Malcolm Jolley wishes to start a lifestyle trend…

As I get older I am trying hard not to become a crank. My wife and children might question how resolved I am at not being a crank, but at least in public life I am doing my best not to be rude to strangers. One of the most important way I express this resolve is to quietly ignore the ridiculous public relations pitches I am sent by email, several times a day. So, for instance, when I am entreated to cover a subject because I am told it’s its “National Day“, or when I am given “an exclusive VIP invitation” to a chain restaurant event in a shopping mall, I take a deep breath, press delete, and turn my attention to subjects more good food revolutionary, like a good bottle of wine. In this spirit, I did not reply to the message I received this morning for a jet lag cure. Its author began the pitch by correctly asserting that one of the key causes of discomfort following a long flight is dehydration, due (at least in part) from dry air at high altitude in pressurized cabins. Turns out the company behind the pitch had come up with some kind of high tech formulation to combat this condition by taking a three-step curative sequence of powders at the beginning, middle and end of a long flight. Naturally the way to take the powders was with 500 ml of water each. I have a degree in English, so matters of science are not my particular strong suit, but it seems to me that drinking a litre and a half of water is as good a cure for dehydration as there could be, and the effect of whatever eye of newt magic the company had formulated in the powder packets was likely superseded by good old H20.

More common than pitches for cures in my inbox are pitches for lifestyle diets and the cookbook authors or bloggers selling them. The keto diet, originally developed for children with life threatening epilepsy, seems to still be big, even after a few years. Before then it was paleo. After fifteen years covering the food beat, I think the best healthy lifestyle advice is more or less what my mother told me: get a good night’s sleep, get outside and get some fresh air and eat your vegetables. If I do that, and watch the wine intake, I feel pretty good. Even if I don’t watch the sauce the too closely, I have also observed that the better the wine, the better I feel.

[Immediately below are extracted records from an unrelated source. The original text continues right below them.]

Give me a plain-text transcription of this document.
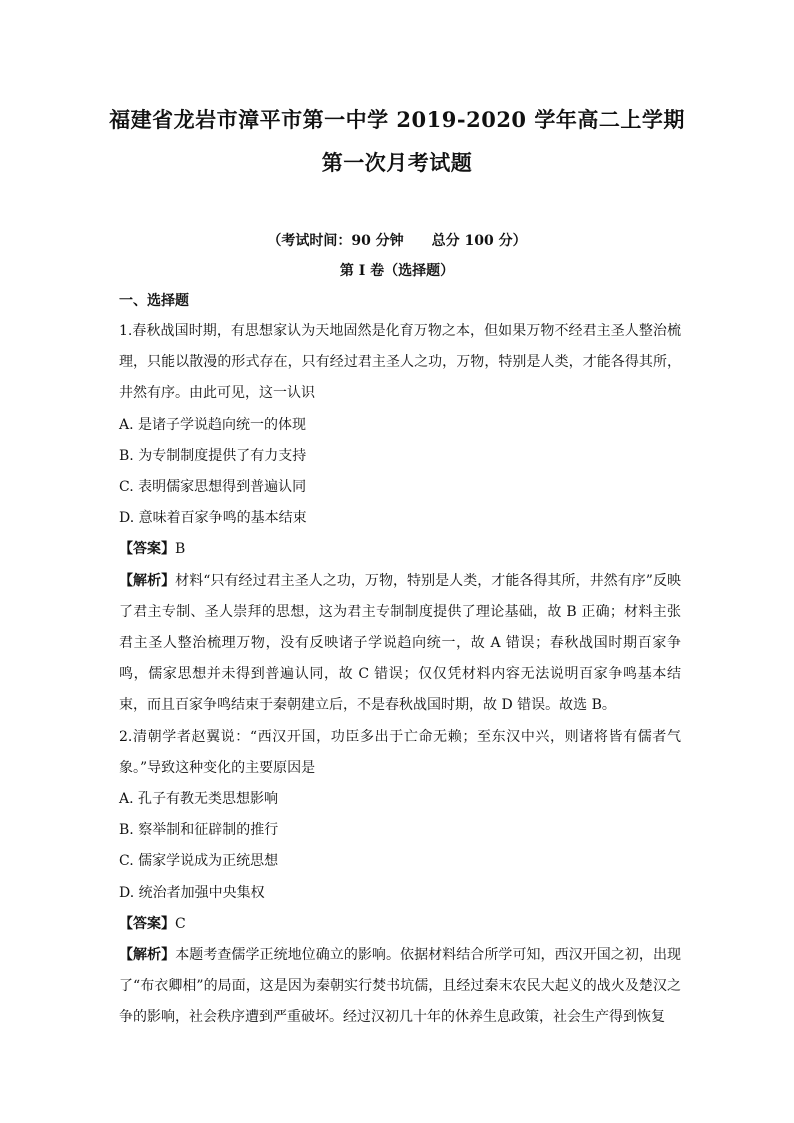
福建省龙岩市漳平市第一中学 2019-2020 学年高二上学期
第一次月考试题
（考试时间：90 分钟　　总分 100 分）
第 I 卷（选择题）
一、选择题

1.春秋战国时期，有思想家认为天地固然是化育万物之本，但如果万物不经君主圣人整治梳理，只能以散漫的形式存在，只有经过君主圣人之功，万物，特别是人类，才能各得其所，井然有序。由此可见，这一认识

A. 是诸子学说趋向统一的体现

B. 为专制制度提供了有力支持

C. 表明儒家思想得到普遍认同

D. 意味着百家争鸣的基本结束

【答案】B

【解析】材料“只有经过君主圣人之功，万物，特别是人类，才能各得其所，井然有序”反映了君主专制、圣人崇拜的思想，这为君主专制制度提供了理论基础，故 B 正确；材料主张君主圣人整治梳理万物，没有反映诸子学说趋向统一，故 A 错误；春秋战国时期百家争鸣，儒家思想并未得到普遍认同，故 C 错误；仅仅凭材料内容无法说明百家争鸣基本结束，而且百家争鸣结束于秦朝建立后，不是春秋战国时期，故 D 错误。故选 B。

2.清朝学者赵翼说：“西汉开国，功臣多出于亡命无赖；至东汉中兴，则诸将皆有儒者气象。”导致这种变化的主要原因是

A. 孔子有教无类思想影响

B. 察举制和征辟制的推行

C. 儒家学说成为正统思想

D. 统治者加强中央集权

【答案】C

【解析】本题考查儒学正统地位确立的影响。依据材料结合所学可知，西汉开国之初，出现了“布衣卿相”的局面，这是因为秦朝实行焚书坑儒，且经过秦末农民大起义的战火及楚汉之争的影响，社会秩序遭到严重破坏。经过汉初几十年的休养生息政策，社会生产得到恢复
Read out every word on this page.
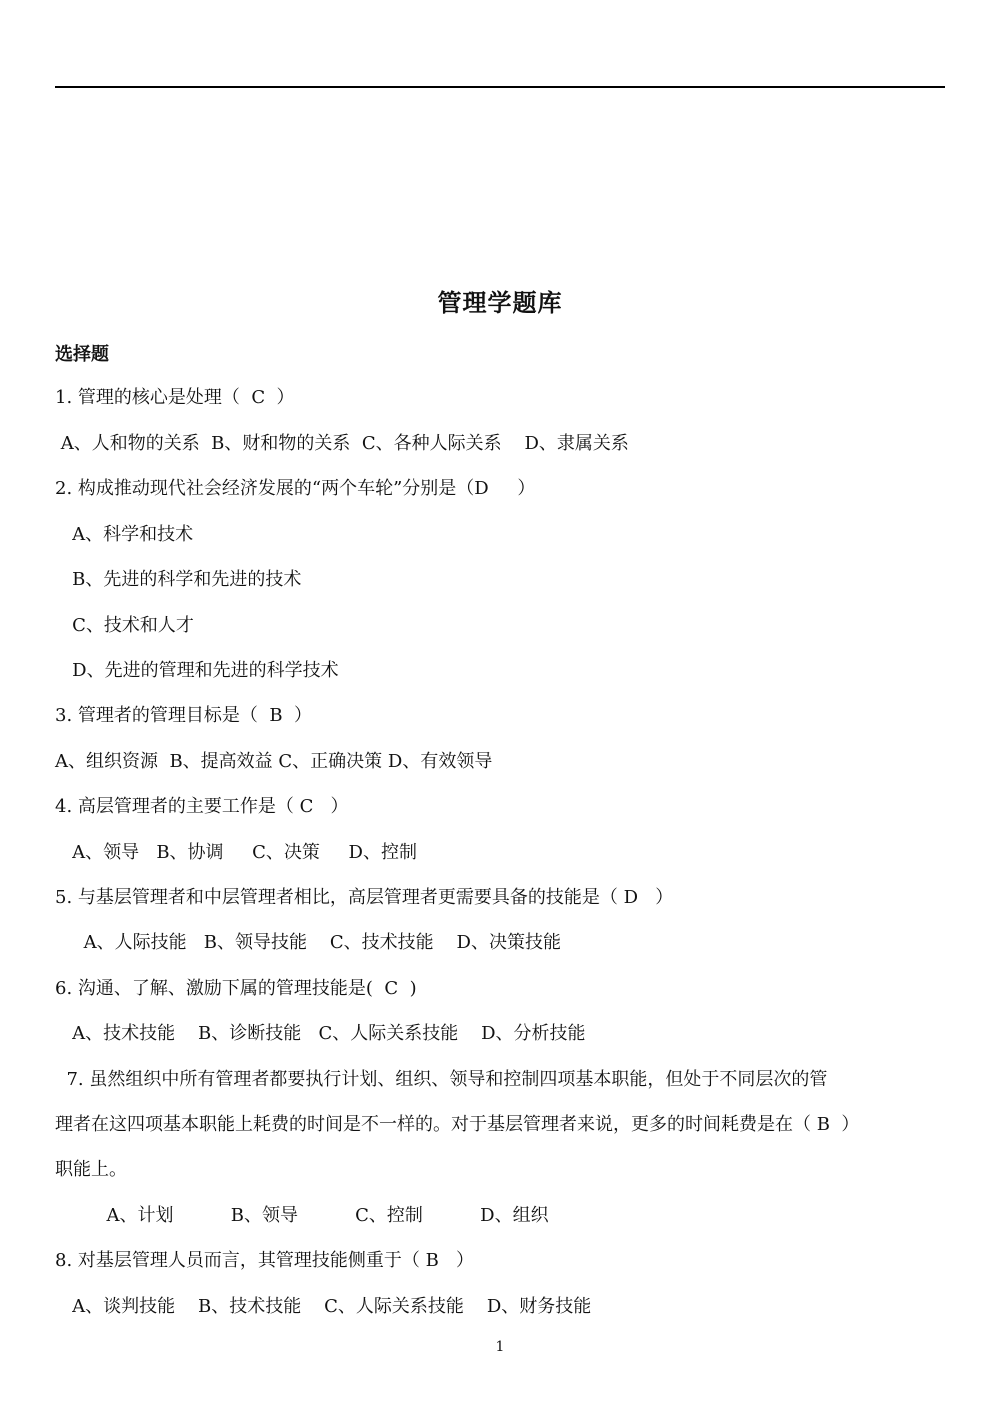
管理学题库
选择题
1. 管理的核心是处理（  C  ）
A、人和物的关系  B、财和物的关系  C、各种人际关系    D、隶属关系
2. 构成推动现代社会经济发展的“两个车轮”分别是（D     ）
A、科学和技术
B、先进的科学和先进的技术
C、技术和人才
D、先进的管理和先进的科学技术
3. 管理者的管理目标是（  B  ）
A、组织资源  B、提高效益 C、正确决策 D、有效领导
4. 高层管理者的主要工作是（ C   ）
A、领导   B、协调     C、决策     D、控制
5. 与基层管理者和中层管理者相比，高层管理者更需要具备的技能是（ D   ）
A、人际技能   B、领导技能    C、技术技能    D、决策技能
6. 沟通、了解、激励下属的管理技能是(  C  )
A、技术技能    B、诊断技能   C、人际关系技能    D、分析技能
7. 虽然组织中所有管理者都要执行计划、组织、领导和控制四项基本职能，但处于不同层次的管
理者在这四项基本职能上耗费的时间是不一样的。对于基层管理者来说，更多的时间耗费是在（ B  ）
职能上。
A、计划          B、领导          C、控制          D、组织
8. 对基层管理人员而言，其管理技能侧重于（ B   ）
A、谈判技能    B、技术技能    C、人际关系技能    D、财务技能
1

I have been thinking about this because I am on my annual holiday at my in-laws’ farm in hills of mid-Wales. I am drinking well out of my father-in-law’s cellar and eating my vegetables grown from his big market garden. The clean fresh air makes it easy to sleep at night, and if the weather isn’t too bad, my wife, my ten year old son and I will take a three or four hour hike over the green hills and dales that surround us. Yesterday we took a circuitous route, starting on the Epynt Way, high up in moorland, and then over a couple of valleys to climb Moelfre. Moelfre is 450 meters high, so I think it’s a only a hill, but it’s high enough to get a good view of the Brecon Beacons to the south, the Black Mountain to the southeast near the border with England, and much of the Wye Valley to the north. We did the route in just a little over three hours, it didn’t rain once, and we planned it perfectly so that we had a picnic halfway through our rambles in a cow’s pasture that was in a valley protected by the wind next to a fast moving stream. Provisions were simple: bottled water from the farm’s well, and a ham and cheese sandwich on sourdough dressed with cucumbers from the garden.

Could this sandwich be the key to a healthier and more vibrant lifestyle?

I am staying in a house full of people who know how to cook well, including the ten year old’s two teenage brothers, who are becoming quick students of the culinary arts, if not the breadth of the domestic ones. So, I can’t tell you that a butcher’s ham and old Cheddar sandwich an hour and a half into a Welsh countryside hike was the best thing I’ve eaten this week. I also don’t believe there is “the best” of anything at any time, but that’s another essay. I will say that it was really good, seasoned with the hunger of exercise and fresh air. There’s nothing really like it. Maybe I should start a lifestyle blog.